I nearly laugh. “You actually trust him,” I say, amazed.
My father was always a doomed man. No one can have that sort of ego without consequences.
I shake my head. “Surely you know you cannot control something like that,” I say. Something that was older than us, stronger and more malicious than us.
Callie will have to face that creature.
The dread thickens.
“I don’t need to,” Galleghar replies haughtily. “I just need to co-exist with him.”
Now I do let out a cruel laugh. “You think he’ll just let you be? You think he owes you any loyalty?”
“I freed him from his eternal bonds.”
It is a staggering feat. Other kings wouldn’t have dared. But it means nothing to a being like the Thief.
“He’ll keep you around so long as you please him.”

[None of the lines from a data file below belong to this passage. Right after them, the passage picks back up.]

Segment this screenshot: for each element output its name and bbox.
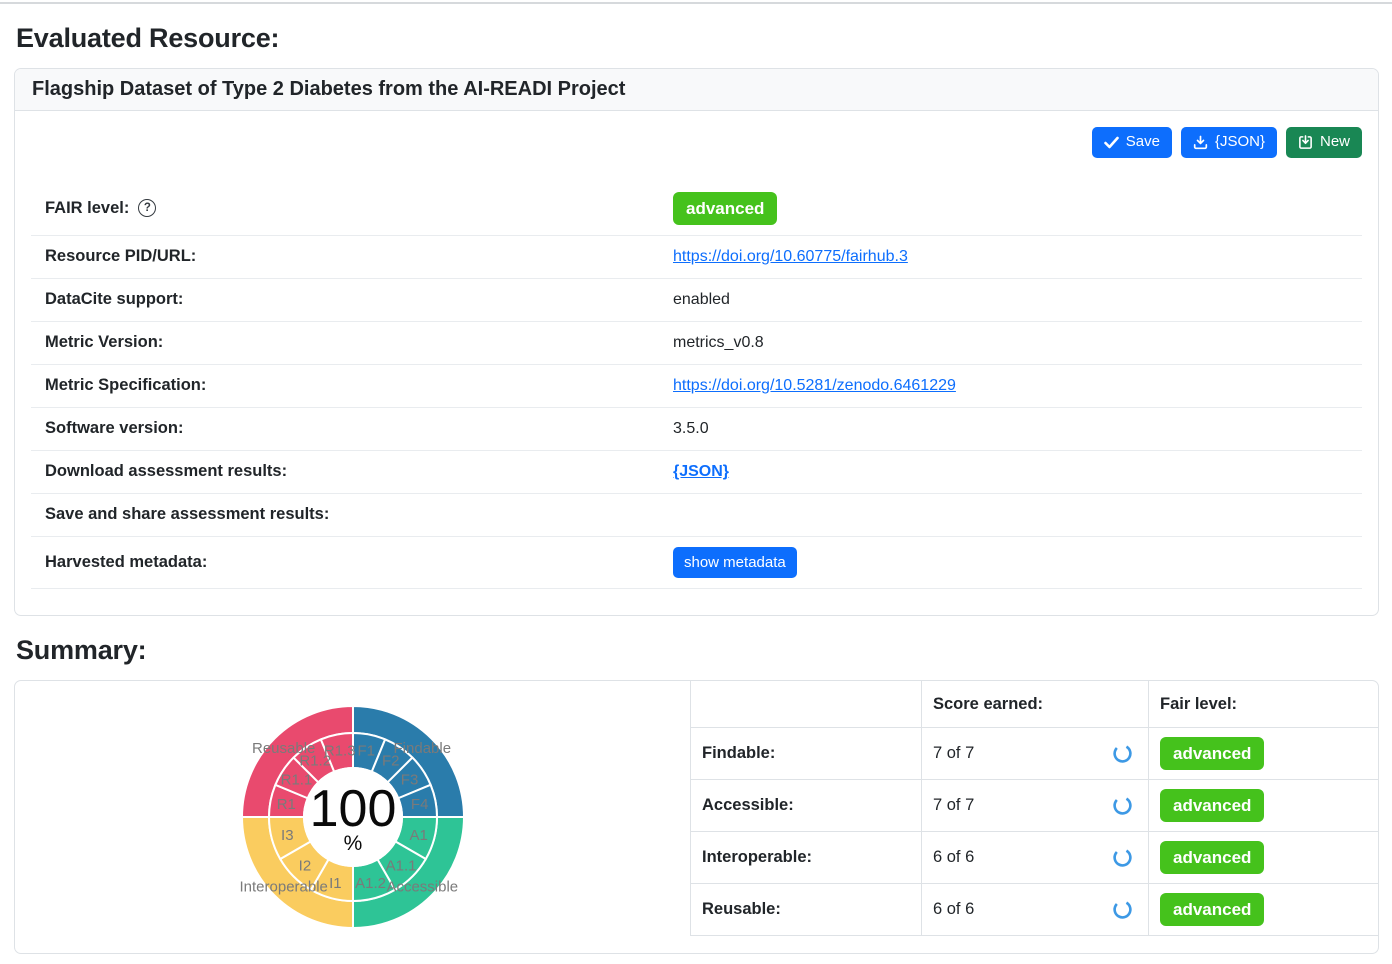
summary-panel: 100%F1F2F3F4FindableA1A1.1A1.2Accessible…	[14, 680, 1379, 954]
detail-row-harvested: Harvested metadata: show metadata	[31, 537, 1362, 589]
page: Evaluated Resource: Flagship Dataset of …	[0, 23, 1392, 954]
row-level-badge: advanced	[1160, 841, 1264, 874]
download-icon	[1193, 135, 1208, 150]
toolbar: Save {JSON} New	[31, 127, 1362, 158]
detail-row-metric-version: Metric Version: metrics_v0.8	[31, 322, 1362, 365]
svg-text:100: 100	[309, 780, 396, 838]
progress-ring-icon	[1112, 899, 1133, 920]
summary-header-row: Score earned: Fair level:	[691, 681, 1379, 728]
detail-row-software-version: Software version: 3.5.0	[31, 408, 1362, 451]
metric-version-value: metrics_v0.8	[673, 334, 764, 352]
svg-text:Interoperable: Interoperable	[239, 878, 327, 895]
svg-text:%: %	[343, 832, 362, 855]
fair-level-header: Fair level:	[1149, 681, 1379, 728]
evaluated-resource-heading: Evaluated Resource:	[16, 23, 1377, 54]
summary-table: Score earned: Fair level: Findable: 7 of…	[690, 681, 1378, 937]
row-label: Accessible:	[691, 780, 922, 832]
summary-heading: Summary:	[16, 635, 1377, 666]
detail-row-download-results: Download assessment results: {JSON}	[31, 451, 1362, 494]
progress-ring-icon	[1112, 847, 1133, 868]
metric-version-label: Metric Version:	[31, 333, 673, 352]
svg-text:I1: I1	[329, 875, 342, 892]
harvested-label: Harvested metadata:	[31, 553, 673, 572]
new-button-label: New	[1320, 134, 1350, 151]
save-share-label: Save and share assessment results:	[31, 505, 673, 524]
new-button[interactable]: New	[1286, 127, 1362, 158]
save-button-label: Save	[1126, 134, 1160, 151]
fair-score-donut-chart: 100%F1F2F3F4FindableA1A1.1A1.2Accessible…	[15, 681, 690, 953]
svg-text:Findable: Findable	[393, 740, 451, 757]
svg-text:Accessible: Accessible	[386, 878, 458, 895]
detail-row-save-share: Save and share assessment results:	[31, 494, 1362, 537]
pid-label: Resource PID/URL:	[31, 247, 673, 266]
progress-ring-icon	[1112, 743, 1133, 764]
pid-link[interactable]: https://doi.org/10.60775/fairhub.3	[673, 248, 908, 266]
box-arrow-in-down-icon	[1298, 135, 1313, 150]
software-version-value: 3.5.0	[673, 420, 709, 438]
top-divider	[0, 2, 1392, 4]
row-score: 6 of 6	[933, 900, 974, 919]
svg-text:I2: I2	[298, 857, 311, 874]
summary-row-interoperable: Interoperable: 6 of 6 advanced	[691, 832, 1379, 884]
summary-row-findable: Findable: 7 of 7 advanced	[691, 728, 1379, 780]
score-earned-header: Score earned:	[922, 681, 1149, 728]
svg-text:R1.1: R1.1	[280, 771, 312, 788]
summary-row-reusable: Reusable: 6 of 6 advanced	[691, 884, 1379, 936]
check-icon	[1104, 136, 1119, 149]
svg-text:A1: A1	[409, 827, 427, 844]
svg-text:F4: F4	[410, 796, 428, 813]
summary-row-accessible: Accessible: 7 of 7 advanced	[691, 780, 1379, 832]
download-results-label: Download assessment results:	[31, 462, 673, 481]
download-json-button-label: {JSON}	[1215, 134, 1265, 151]
detail-row-pid: Resource PID/URL: https://doi.org/10.607…	[31, 236, 1362, 279]
resource-title: Flagship Dataset of Type 2 Diabetes from…	[15, 69, 1378, 111]
svg-text:A1.2: A1.2	[355, 875, 386, 892]
detail-row-datacite: DataCite support: enabled	[31, 279, 1362, 322]
show-metadata-button[interactable]: show metadata	[673, 547, 797, 578]
row-label: Interoperable:	[691, 832, 922, 884]
svg-text:Reusable: Reusable	[252, 740, 315, 757]
detail-row-fair-level: FAIR level: ? advanced	[31, 182, 1362, 236]
download-json-button[interactable]: {JSON}	[1181, 127, 1277, 158]
summary-table-wrap: Score earned: Fair level: Findable: 7 of…	[690, 681, 1378, 953]
row-level-badge: advanced	[1160, 737, 1264, 770]
row-label: Reusable:	[691, 884, 922, 936]
row-level-badge: advanced	[1160, 893, 1264, 926]
software-version-label: Software version:	[31, 419, 673, 438]
question-circle-icon[interactable]: ?	[138, 199, 156, 217]
svg-text:R1.3: R1.3	[323, 742, 355, 759]
row-score: 7 of 7	[933, 796, 974, 815]
metric-spec-link[interactable]: https://doi.org/10.5281/zenodo.6461229	[673, 377, 956, 395]
metric-spec-label: Metric Specification:	[31, 376, 673, 395]
fair-level-badge: advanced	[673, 192, 777, 225]
row-score: 7 of 7	[933, 744, 974, 763]
svg-text:F1: F1	[357, 742, 375, 759]
row-label: Findable:	[691, 728, 922, 780]
row-level-badge: advanced	[1160, 789, 1264, 822]
row-score: 6 of 6	[933, 848, 974, 867]
svg-text:A1.1: A1.1	[385, 857, 416, 874]
datacite-label: DataCite support:	[31, 290, 673, 309]
progress-ring-icon	[1112, 795, 1133, 816]
resource-card-body: Save {JSON} New FAIR level:	[15, 111, 1378, 615]
empty-header-cell	[691, 681, 922, 728]
evaluated-resource-card: Flagship Dataset of Type 2 Diabetes from…	[14, 68, 1379, 616]
detail-row-metric-spec: Metric Specification: https://doi.org/10…	[31, 365, 1362, 408]
fair-level-label: FAIR level:	[45, 199, 129, 218]
svg-text:F3: F3	[400, 771, 418, 788]
datacite-value: enabled	[673, 291, 730, 309]
svg-text:R1: R1	[276, 796, 295, 813]
download-json-link[interactable]: {JSON}	[673, 463, 729, 481]
save-button[interactable]: Save	[1092, 127, 1172, 158]
sunburst-chart-svg: 100%F1F2F3F4FindableA1A1.1A1.2Accessible…	[238, 702, 468, 932]
svg-text:I3: I3	[281, 827, 294, 844]
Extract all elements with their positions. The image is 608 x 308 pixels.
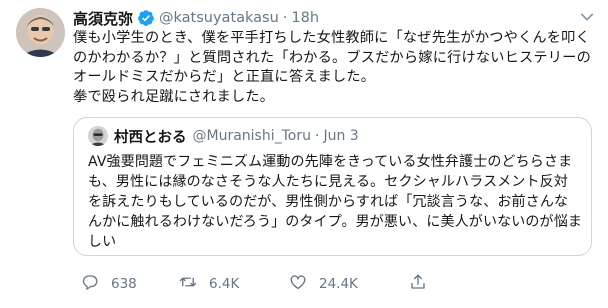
- tweet: 高須克弥 @katsuyatakasu · 18h 僕も小学生のとき、僕を平手打…: [0, 0, 608, 308]
- share-button[interactable]: [409, 273, 439, 295]
- quoted-author-handle: @Muranishi_Toru: [192, 128, 311, 144]
- tweet-timestamp[interactable]: 18h: [291, 10, 319, 26]
- retweet-button[interactable]: 6.4K: [179, 273, 239, 295]
- tweet-header: 高須克弥 @katsuyatakasu · 18h: [73, 8, 319, 28]
- chevron-down-icon[interactable]: [578, 8, 596, 26]
- tweet-actions: 638 6.4K 24.4K: [73, 273, 593, 295]
- quoted-tweet-text: AV強要問題でフェミニズム運動の先陣をきっている女性弁護士のどちらさまも、男性に…: [88, 154, 582, 250]
- author-name[interactable]: 高須克弥: [73, 8, 133, 29]
- reply-button[interactable]: 638: [81, 273, 137, 295]
- quoted-author-name: 村西とおる: [114, 129, 187, 146]
- like-count: 24.4K: [319, 276, 358, 292]
- retweet-icon: [179, 273, 209, 295]
- tweet-text: 僕も小学生のとき、僕を平手打ちした女性教師に「なぜ先生がかつやくんを叩くのかわか…: [73, 30, 591, 105]
- quoted-tweet-header: 村西とおる @Muranishi_Toru · Jun 3: [88, 126, 359, 146]
- author-avatar[interactable]: [16, 8, 65, 57]
- quoted-tweet-timestamp: Jun 3: [323, 128, 359, 144]
- verified-badge-icon: [137, 9, 155, 27]
- separator-dot: ·: [314, 128, 320, 144]
- like-icon: [289, 273, 319, 295]
- reply-icon: [81, 273, 111, 295]
- reply-count: 638: [111, 276, 137, 292]
- quoted-author-avatar: [88, 126, 108, 146]
- like-button[interactable]: 24.4K: [289, 273, 358, 295]
- quoted-tweet[interactable]: 村西とおる @Muranishi_Toru · Jun 3 AV強要問題でフェミ…: [73, 117, 592, 256]
- separator-dot: ·: [282, 10, 288, 26]
- share-icon: [409, 273, 439, 295]
- retweet-count: 6.4K: [209, 276, 240, 292]
- author-handle[interactable]: @katsuyatakasu: [159, 10, 279, 26]
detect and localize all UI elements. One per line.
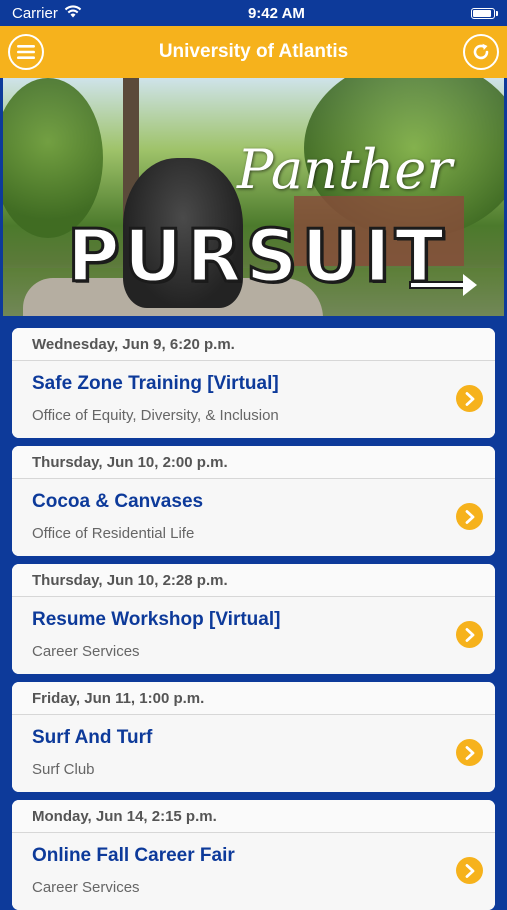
event-card[interactable]: Friday, Jun 11, 1:00 p.m. Surf And Turf … [12,682,495,792]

And the Thief’s pleasure is a fleeting thing.
Galleghar’s face twists. His age-old ego, borne from centuries of pitiless ruling, now shows itself. He believes too much in his own self-importance to see the truth clearly.
My father gives no warning. His form flickers, one moment several feet from me, the next at my back.
I sense rather than see his sword arching towards me. In an instant I’m gone, and then we’re back to trading blows. For several minutes, he and I are all that exists.